In this way we can obviate the need to have conditional logic by elaborating the states that this logic would normally yield and declare a process for each one and define the behaviour of each state. We can use a choice (the + operator) to manage which gets fired when as they bind to the guard (the operation if you like and the following process definition if there is one).

 

 

 

 

 

 

 

 

 

 

 

Composition

 

• We’ve seen composition through recursive definition in the simple client. We have seen choice (state mappings) in the simple server. What we have yet to do is combine behaviours (web services through their external descriptions).

 

• How do we combine the client and server processes into a single expression that completely expresses the combined (and if appropriate synchronized) behaviour?

 

 

 

 

 

 

 

 

 

 

 

So far all we have done is look at how to describe a single process and how it behaves. We have seen how we can model communications in and out through ports. We have seen how we can deal with sequences, choices and states.

 

But we have not looked at concurrency, communication that is implied by concurrency and replication.

This is what we shall look at now.

 

What happens when we want to combine our notion of a Client with our notion of a server in its Idle and Busy state?

 

We can see that we can connect the Client to a server in a idle state and intuitively we can see that only one communication is valid.

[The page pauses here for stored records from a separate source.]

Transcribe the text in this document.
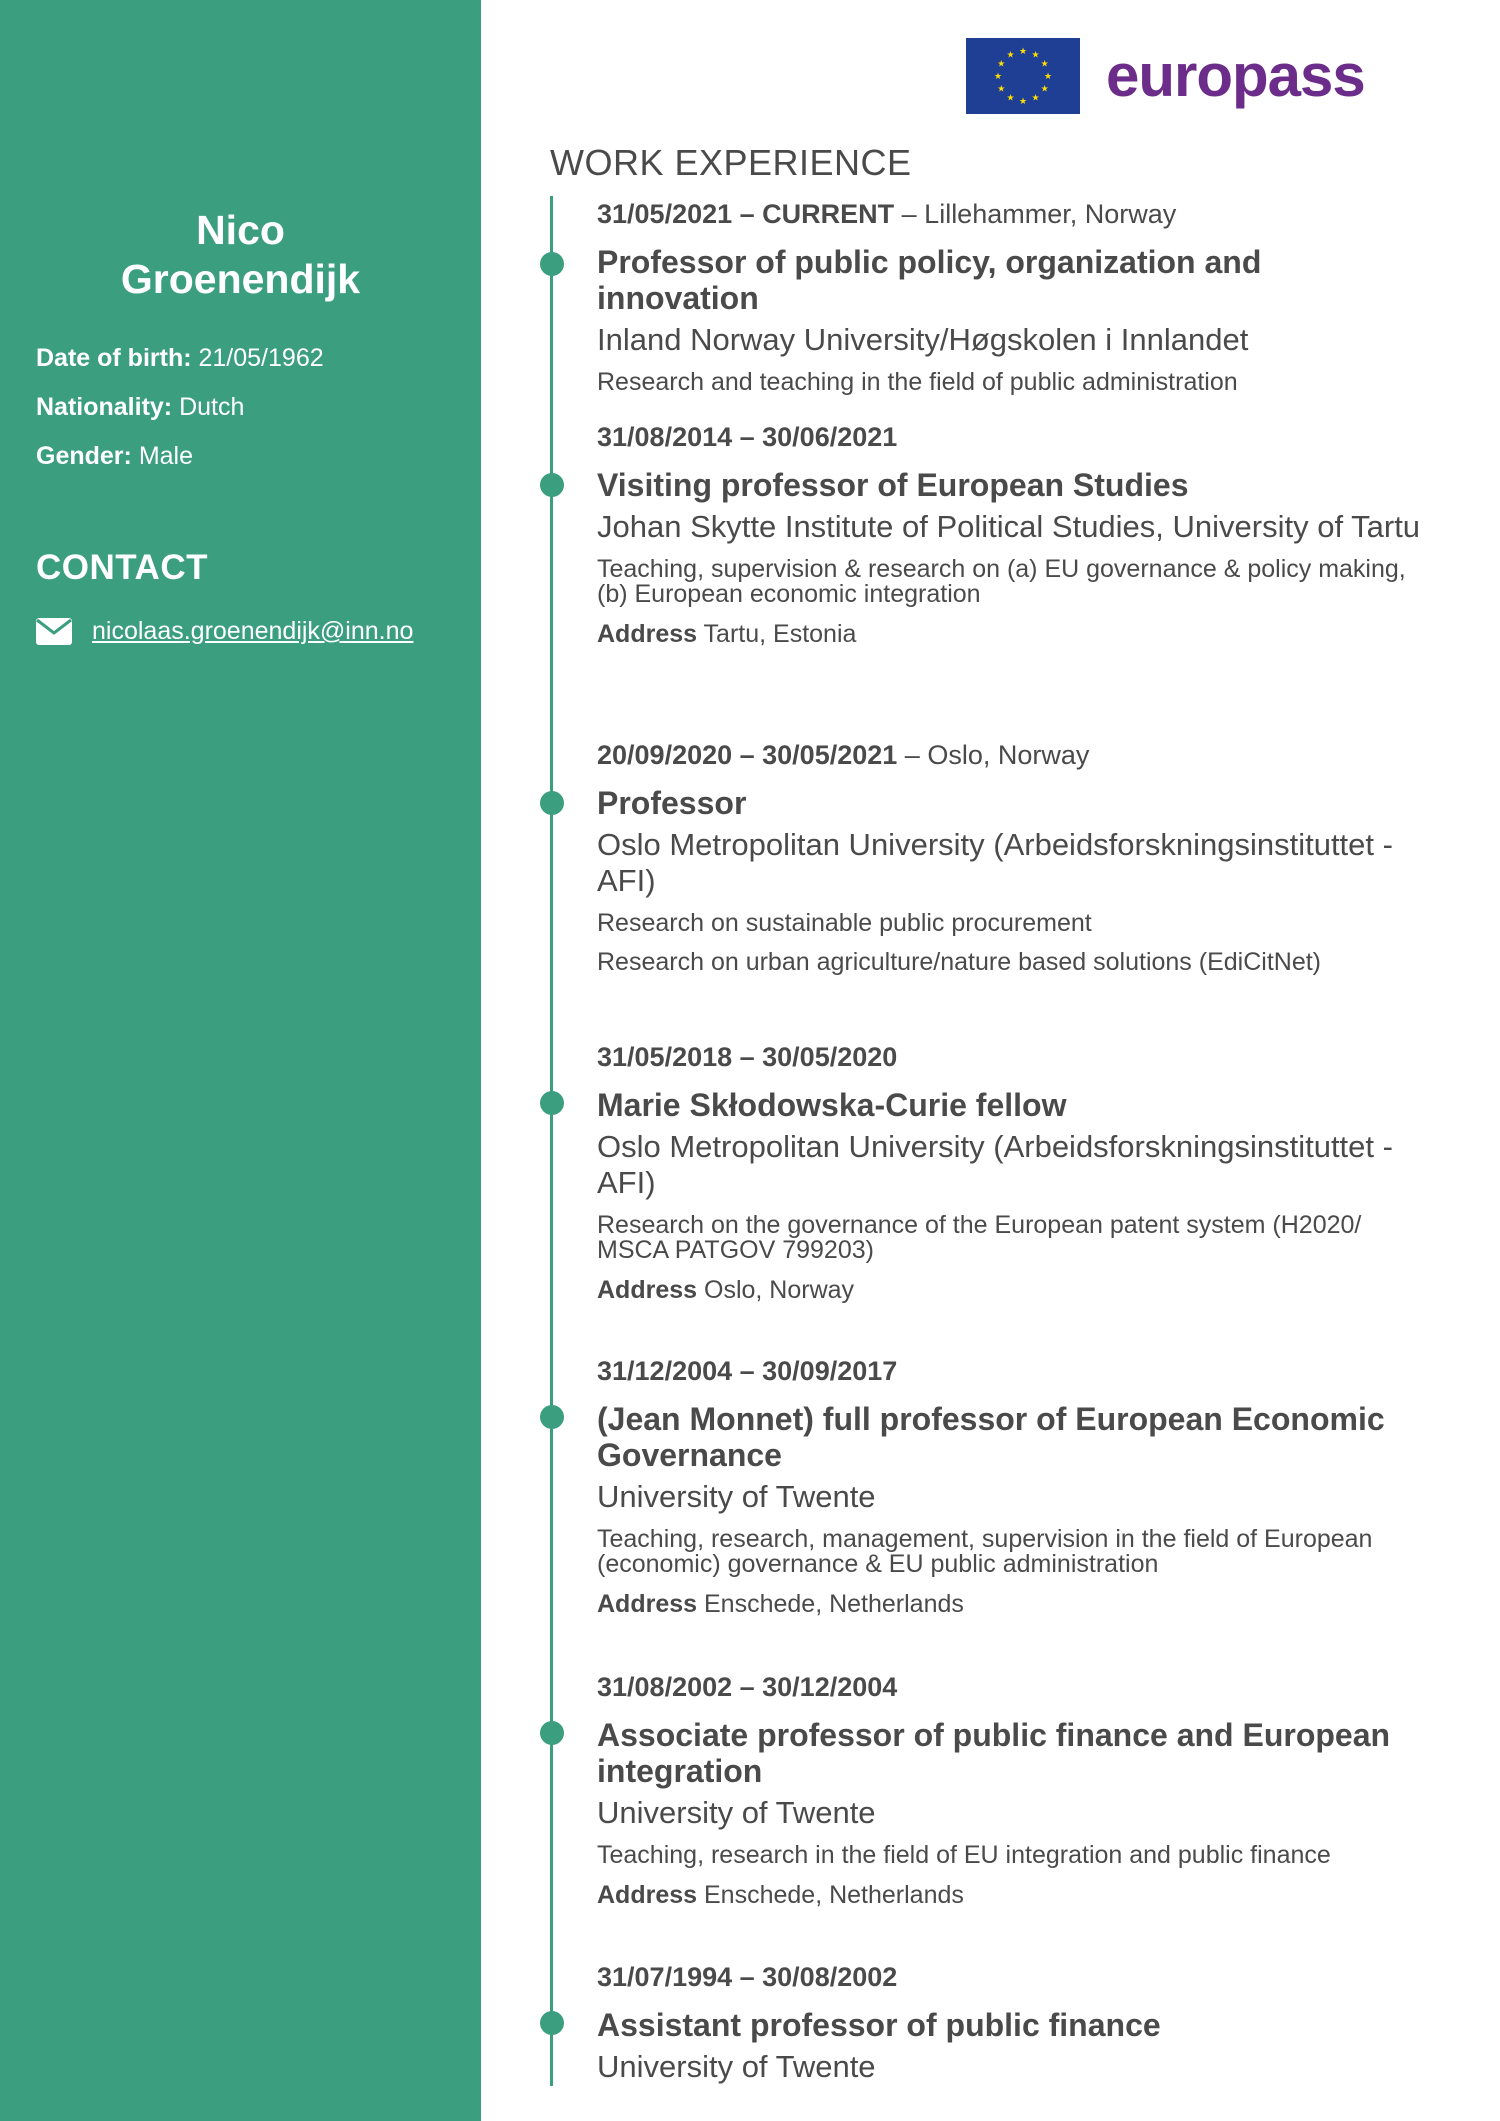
Nico
Groenendijk
Date of birth: 21/05/1962
Nationality: Dutch
Gender: Male
CONTACT
nicolaas.groenendijk@inn.no
★ ★
★
★
★
★
★
★
★
★
★
★ europass
WORK EXPERIENCE
31/05/2021 – CURRENT – Lillehammer, Norway
Professor of public policy, organization and innovation
Inland Norway University/Høgskolen i Innlandet
Research and teaching in the field of public administration
31/08/2014 – 30/06/2021
Visiting professor of European Studies
Johan Skytte Institute of Political Studies, University of Tartu
Teaching, supervision & research on (a) EU governance & policy making, (b) European economic integration
Address Tartu, Estonia
20/09/2020 – 30/05/2021 – Oslo, Norway
Professor
Oslo Metropolitan University (Arbeidsforskningsinstituttet - AFI)
Research on sustainable public procurement
Research on urban agriculture/nature based solutions (EdiCitNet)
31/05/2018 – 30/05/2020
Marie Skłodowska-Curie fellow
Oslo Metropolitan University (Arbeidsforskningsinstituttet - AFI)
Research on the governance of the European patent system (H2020/ MSCA PATGOV 799203)
Address Oslo, Norway
31/12/2004 – 30/09/2017
(Jean Monnet) full professor of European Economic Governance
University of Twente
Teaching, research, management, supervision in the field of European (economic) governance & EU public administration
Address Enschede, Netherlands
31/08/2002 – 30/12/2004
Associate professor of public finance and European integration
University of Twente
Teaching, research in the field of EU integration and public finance
Address Enschede, Netherlands
31/07/1994 – 30/08/2002
Assistant professor of public finance
University of Twente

We can see that a client can connect to a server in it’s busy state and from the pi-program that represents the client and server we can understand the message sequences involved and the subsequent state changes made on the server to go from being busy back to idle.

 

Once again the diagrams alas are not sufficient to do this. But the pi-programs are completely sufficient to do this.

 

 

 

 

 

 

 

 

Composition

 

SYSTEM =  (!Client | IdleServer)

 

                                    Client_i | IdleServer

                                    Client_i | BusyServer

                                    Client_j | IdleServer

                                    Client_j | BusyServer

                            …..

 

• When Clienti has started an exchange with IdleServer
• No other Client can then communicate with the server
• Until Clienti has finished and the server is once again Idle

 

 

If we look at a SYSTEM that is composed of many clients (by using the replication operator) and a single server we would write such a system as we can see here.

 

When the ith Client starts an exchange with the IdleServer the IdleServer transitions into behaving like a BusyServer. It accepts the ith Clients requests until the close message is communicated to it. The ith client accepts the responses accordingly.

 

When the server transitions, after a close, to an IdleServer it is once again available to other clients so that the jth Client can then issue an open have the request accepted and so on.

 

Now I’m not suggesting this is a good pi-program. We might want to have another process that acts as a mediator and load balances in some way so that we have multiple servers. But the point is that we can write down clear and unambiguous pi-programs for each process in terms of it’s observable behaviour, not in terms of what it may do internally, and then compose them into a set of processes that communicate at the correct points and in the correct way. In effect we can enforce types safe communication based on data types and behavioural types.

 

Keeping the example simple might allow us to look at more complex interactions and ones that are more meaningful in a business context. However I would contend that the Client/Server example serves as a simple starting point.